There’s no love lost when there’s no love involved. Hunger drives wild carnivores to eat what is available, and large herbivores defend themselves against perceived threats. A bison in Yellowstone is not a family pet; it has speed, mass, and horns, all lying in front of an instinct to undo threats by tourists in search of personal fame.
What leads some people to a premature personal extinction is the belief that they can, in fact, read the personalities of wild animals, that belief, and of course, the drive to make a name for oneself on YouTube. Once posted, forever remembered, right? The “famous” live forever. That’s why you know the names of Mayan, Aztec, and Inca heroes. No? Who was that guy who got chased by a bison in Yellowstone?
If social media have taught us anything about our species, it is that we are unlike any other critters with which we share the title “Earthling.” Other animals might be imbued with an unconscious drive to survive; some humans, in contrast, seem to be imbued with a conscious desire for reckless endangerment. And this latter flippancy with risk occurs in spite of numerous lessons folly has taught throughout our history and still teaches us via YouTube and other media.

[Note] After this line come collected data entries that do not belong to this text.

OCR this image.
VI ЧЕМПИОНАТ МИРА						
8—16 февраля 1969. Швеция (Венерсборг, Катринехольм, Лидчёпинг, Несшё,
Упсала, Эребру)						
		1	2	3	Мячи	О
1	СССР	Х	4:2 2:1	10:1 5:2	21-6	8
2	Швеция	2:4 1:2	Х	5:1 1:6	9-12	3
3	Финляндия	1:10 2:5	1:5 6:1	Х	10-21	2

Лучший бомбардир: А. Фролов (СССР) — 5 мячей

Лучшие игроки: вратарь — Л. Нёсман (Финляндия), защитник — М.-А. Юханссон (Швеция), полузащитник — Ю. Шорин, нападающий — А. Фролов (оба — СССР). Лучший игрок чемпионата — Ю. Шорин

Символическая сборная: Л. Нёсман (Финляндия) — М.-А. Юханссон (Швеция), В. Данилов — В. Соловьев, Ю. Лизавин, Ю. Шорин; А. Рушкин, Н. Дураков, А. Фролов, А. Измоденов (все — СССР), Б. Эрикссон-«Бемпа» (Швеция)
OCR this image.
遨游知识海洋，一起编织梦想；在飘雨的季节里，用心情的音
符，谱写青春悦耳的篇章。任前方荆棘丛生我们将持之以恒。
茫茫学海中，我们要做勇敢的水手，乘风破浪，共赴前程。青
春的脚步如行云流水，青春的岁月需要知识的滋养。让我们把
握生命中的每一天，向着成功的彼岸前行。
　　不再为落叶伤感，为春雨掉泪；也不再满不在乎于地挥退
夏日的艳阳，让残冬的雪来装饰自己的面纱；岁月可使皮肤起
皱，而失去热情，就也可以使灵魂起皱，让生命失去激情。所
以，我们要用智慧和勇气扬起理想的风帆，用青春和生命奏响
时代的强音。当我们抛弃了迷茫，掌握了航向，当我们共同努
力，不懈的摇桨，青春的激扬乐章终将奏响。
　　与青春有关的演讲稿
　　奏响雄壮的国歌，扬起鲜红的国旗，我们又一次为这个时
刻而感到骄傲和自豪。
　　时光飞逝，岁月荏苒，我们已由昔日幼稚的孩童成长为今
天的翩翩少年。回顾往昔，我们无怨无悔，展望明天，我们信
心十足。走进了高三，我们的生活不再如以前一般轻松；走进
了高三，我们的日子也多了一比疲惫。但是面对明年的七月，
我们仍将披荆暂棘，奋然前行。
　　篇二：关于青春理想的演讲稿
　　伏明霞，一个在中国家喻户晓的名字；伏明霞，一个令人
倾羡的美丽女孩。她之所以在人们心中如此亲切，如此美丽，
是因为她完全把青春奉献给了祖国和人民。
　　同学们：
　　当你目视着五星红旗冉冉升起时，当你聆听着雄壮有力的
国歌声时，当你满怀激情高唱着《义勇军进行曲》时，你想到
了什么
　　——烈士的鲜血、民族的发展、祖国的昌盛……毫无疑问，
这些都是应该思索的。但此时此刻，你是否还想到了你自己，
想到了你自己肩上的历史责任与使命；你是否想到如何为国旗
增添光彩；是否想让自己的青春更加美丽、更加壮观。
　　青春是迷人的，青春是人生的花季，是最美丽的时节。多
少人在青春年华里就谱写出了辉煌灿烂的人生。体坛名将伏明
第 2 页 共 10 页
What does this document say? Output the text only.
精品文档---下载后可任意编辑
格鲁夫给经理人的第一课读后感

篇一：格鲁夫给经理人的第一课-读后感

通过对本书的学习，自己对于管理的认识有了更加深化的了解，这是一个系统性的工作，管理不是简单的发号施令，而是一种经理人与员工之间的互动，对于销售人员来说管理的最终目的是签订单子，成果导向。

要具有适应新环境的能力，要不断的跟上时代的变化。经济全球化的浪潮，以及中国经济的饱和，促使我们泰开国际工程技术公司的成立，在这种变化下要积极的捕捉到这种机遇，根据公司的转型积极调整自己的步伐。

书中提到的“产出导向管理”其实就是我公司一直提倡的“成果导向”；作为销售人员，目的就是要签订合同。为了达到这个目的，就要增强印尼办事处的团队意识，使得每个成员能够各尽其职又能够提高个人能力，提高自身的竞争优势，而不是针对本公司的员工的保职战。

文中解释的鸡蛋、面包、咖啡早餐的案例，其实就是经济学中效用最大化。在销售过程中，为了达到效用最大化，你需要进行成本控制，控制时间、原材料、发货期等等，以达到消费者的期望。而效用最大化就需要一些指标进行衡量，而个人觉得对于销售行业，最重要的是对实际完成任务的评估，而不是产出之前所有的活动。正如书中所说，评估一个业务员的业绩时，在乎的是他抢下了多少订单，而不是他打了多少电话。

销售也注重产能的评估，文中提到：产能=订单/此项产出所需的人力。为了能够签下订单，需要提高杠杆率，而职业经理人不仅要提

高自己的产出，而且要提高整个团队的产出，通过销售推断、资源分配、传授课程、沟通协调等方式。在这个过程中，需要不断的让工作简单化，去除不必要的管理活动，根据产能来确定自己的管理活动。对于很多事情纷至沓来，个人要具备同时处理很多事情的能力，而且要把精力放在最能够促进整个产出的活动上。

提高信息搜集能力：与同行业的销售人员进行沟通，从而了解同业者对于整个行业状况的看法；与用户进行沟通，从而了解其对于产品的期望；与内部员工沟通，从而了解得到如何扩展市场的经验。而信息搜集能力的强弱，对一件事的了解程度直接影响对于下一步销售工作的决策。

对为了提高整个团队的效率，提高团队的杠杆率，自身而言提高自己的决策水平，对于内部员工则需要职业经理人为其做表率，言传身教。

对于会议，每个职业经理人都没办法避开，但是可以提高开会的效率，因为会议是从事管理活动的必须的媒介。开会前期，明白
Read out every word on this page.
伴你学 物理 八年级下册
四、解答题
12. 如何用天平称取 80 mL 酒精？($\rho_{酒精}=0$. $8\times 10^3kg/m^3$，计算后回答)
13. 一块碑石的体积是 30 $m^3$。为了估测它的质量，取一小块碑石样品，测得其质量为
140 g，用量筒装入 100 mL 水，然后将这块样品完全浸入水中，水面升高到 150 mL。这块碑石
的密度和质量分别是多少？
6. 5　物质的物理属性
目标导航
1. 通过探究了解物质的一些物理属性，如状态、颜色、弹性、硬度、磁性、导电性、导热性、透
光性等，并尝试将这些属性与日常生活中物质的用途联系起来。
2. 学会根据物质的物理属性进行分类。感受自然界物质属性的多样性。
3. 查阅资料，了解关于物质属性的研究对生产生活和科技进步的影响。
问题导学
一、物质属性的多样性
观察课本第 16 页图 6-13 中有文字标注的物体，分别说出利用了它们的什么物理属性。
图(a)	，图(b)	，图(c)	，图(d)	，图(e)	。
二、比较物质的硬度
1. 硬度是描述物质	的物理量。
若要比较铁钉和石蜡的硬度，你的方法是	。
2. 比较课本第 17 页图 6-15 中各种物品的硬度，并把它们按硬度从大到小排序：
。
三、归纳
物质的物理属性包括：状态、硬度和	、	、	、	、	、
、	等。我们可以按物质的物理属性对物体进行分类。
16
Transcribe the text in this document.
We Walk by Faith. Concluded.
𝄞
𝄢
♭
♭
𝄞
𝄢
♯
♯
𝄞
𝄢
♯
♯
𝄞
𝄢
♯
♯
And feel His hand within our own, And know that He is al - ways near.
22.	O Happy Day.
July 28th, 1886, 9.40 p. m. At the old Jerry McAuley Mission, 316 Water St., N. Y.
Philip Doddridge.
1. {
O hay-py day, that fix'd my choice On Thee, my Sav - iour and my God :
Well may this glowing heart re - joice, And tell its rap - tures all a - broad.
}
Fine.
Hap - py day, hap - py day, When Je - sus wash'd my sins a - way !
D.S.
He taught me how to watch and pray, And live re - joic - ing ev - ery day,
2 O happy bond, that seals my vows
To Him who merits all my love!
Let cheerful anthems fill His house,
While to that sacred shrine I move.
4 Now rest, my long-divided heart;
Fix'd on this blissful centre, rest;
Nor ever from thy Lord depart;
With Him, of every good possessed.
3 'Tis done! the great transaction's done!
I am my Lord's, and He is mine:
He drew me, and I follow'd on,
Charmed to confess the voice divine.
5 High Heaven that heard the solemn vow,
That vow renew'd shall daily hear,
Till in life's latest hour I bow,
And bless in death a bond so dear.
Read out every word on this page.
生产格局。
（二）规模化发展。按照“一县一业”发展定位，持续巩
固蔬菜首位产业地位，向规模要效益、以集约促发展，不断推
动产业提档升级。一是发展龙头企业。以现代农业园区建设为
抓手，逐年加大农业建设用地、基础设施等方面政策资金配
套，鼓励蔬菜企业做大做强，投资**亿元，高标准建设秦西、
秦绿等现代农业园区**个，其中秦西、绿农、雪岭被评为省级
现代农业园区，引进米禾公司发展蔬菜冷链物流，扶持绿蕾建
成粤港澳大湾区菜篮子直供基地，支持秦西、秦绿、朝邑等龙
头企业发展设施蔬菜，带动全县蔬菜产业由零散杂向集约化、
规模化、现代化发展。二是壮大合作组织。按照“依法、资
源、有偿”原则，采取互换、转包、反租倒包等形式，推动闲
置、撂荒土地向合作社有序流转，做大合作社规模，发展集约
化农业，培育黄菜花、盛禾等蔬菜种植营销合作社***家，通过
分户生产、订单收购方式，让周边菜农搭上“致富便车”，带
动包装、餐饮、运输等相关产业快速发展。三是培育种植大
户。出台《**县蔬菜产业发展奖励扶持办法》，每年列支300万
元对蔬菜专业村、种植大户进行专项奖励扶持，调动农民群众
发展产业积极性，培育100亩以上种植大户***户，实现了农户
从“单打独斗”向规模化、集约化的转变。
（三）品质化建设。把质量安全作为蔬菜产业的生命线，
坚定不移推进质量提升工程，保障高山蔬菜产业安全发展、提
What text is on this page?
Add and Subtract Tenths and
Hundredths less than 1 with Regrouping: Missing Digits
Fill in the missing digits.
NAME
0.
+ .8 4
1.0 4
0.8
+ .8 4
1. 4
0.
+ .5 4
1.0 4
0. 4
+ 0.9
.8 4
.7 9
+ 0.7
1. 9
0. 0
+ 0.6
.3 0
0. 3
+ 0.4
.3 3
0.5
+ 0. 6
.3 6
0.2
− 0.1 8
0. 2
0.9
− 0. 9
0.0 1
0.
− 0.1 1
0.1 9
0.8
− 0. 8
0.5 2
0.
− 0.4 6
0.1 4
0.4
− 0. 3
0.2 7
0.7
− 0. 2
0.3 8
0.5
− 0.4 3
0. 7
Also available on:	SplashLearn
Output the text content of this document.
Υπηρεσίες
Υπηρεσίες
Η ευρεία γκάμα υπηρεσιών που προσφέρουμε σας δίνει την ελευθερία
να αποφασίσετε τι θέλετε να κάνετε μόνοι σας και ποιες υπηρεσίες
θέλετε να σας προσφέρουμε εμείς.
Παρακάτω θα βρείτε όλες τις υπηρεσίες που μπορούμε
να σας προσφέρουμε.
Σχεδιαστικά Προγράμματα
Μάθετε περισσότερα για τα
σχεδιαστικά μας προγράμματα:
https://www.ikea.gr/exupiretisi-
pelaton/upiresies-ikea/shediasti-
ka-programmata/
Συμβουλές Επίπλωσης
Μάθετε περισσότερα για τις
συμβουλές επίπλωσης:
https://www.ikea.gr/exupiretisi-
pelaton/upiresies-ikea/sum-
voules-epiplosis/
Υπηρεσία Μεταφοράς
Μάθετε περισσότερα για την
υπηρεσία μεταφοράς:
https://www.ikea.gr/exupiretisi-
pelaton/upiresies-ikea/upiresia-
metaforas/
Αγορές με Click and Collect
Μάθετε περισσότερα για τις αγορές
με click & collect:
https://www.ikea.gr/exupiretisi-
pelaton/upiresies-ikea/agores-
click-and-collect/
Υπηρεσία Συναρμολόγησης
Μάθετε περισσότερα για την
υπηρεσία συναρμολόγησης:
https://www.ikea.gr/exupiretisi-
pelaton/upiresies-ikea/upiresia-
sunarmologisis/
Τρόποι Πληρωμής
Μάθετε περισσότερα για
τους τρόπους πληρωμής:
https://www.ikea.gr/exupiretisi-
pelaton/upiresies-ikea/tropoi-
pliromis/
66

Living the life of a slow organism subject to random collisions, manatees reveal that their very nature incorporates a weakness that evolutionary changes could not, to speak teleologically, anticipate. Humans, supposedly endowed with a “better nature” that can overcome weaknesses born of phylogeny, demonstrate that no amount of technology can prevent injury and death by folly.
And because there have been so many humans, maybe in excess of a hundred billion since our species arose, the loss of many to folly makes a forgotten list. That every generation has its folly practitioners indicates that in spite of a “better nature,” humans choose to take their place among the weakest of Earthlings, choosing danger under multiple motivations, as though they were manatees purposefully looking for waters where boaters spin their propellers. Homo sapiens sapiens, or “wise wise man,” the only remaining species of genus Homo, might be better labeled as Homo sapiens fatuus stultus, or wise unwise foolish man.
And that brings me to news reports in recent years. Driven by social media, members of Homo sapiens fatuus stultus have gathered in great numbers called mobs to ransack, destroy, injure, and even kill one another. Joining under the influence of media a mob, any mob, is like swimming in the midst of mindless propellers.
Is it possible that we are mislabeled? Maybe the more appropriate designation for our species should eliminate any mention of wisdom. We are, in actuality, Homo fatuus stultus, “Unwise, foolish man.” In this age of renaming everything on one whim or another, we should consider removing the term wise from our Linnaean classification. More characteristic of our species than wisdom are its folly and lack of wisdom. Having consciousness, we pride ourselves on our “better nature”; yet, among all Earthlings, only our species continuously jeopardizes and even annihilates itself in both small and large numbers. Only our species seems to risk making a short life even shorter by swimming slowly in a fast-paced world that will take only temporary notice before speeding off to encounter another fool floating near the surface of imbecility.
Note:
*30 Jan 2017. See story, but not video, online at https://www.abc.net.au/news/2017-01-30/man-mauled-by-tiger-after-climbing-to-fence-avoid-buying-ticket/8225016 Accessed November 18, 2021. The same story links to a story of two women who at a Beijing safari park exited their car in the presence of a tiger that killed one and mauled the other woman. Homo fatuus stultus.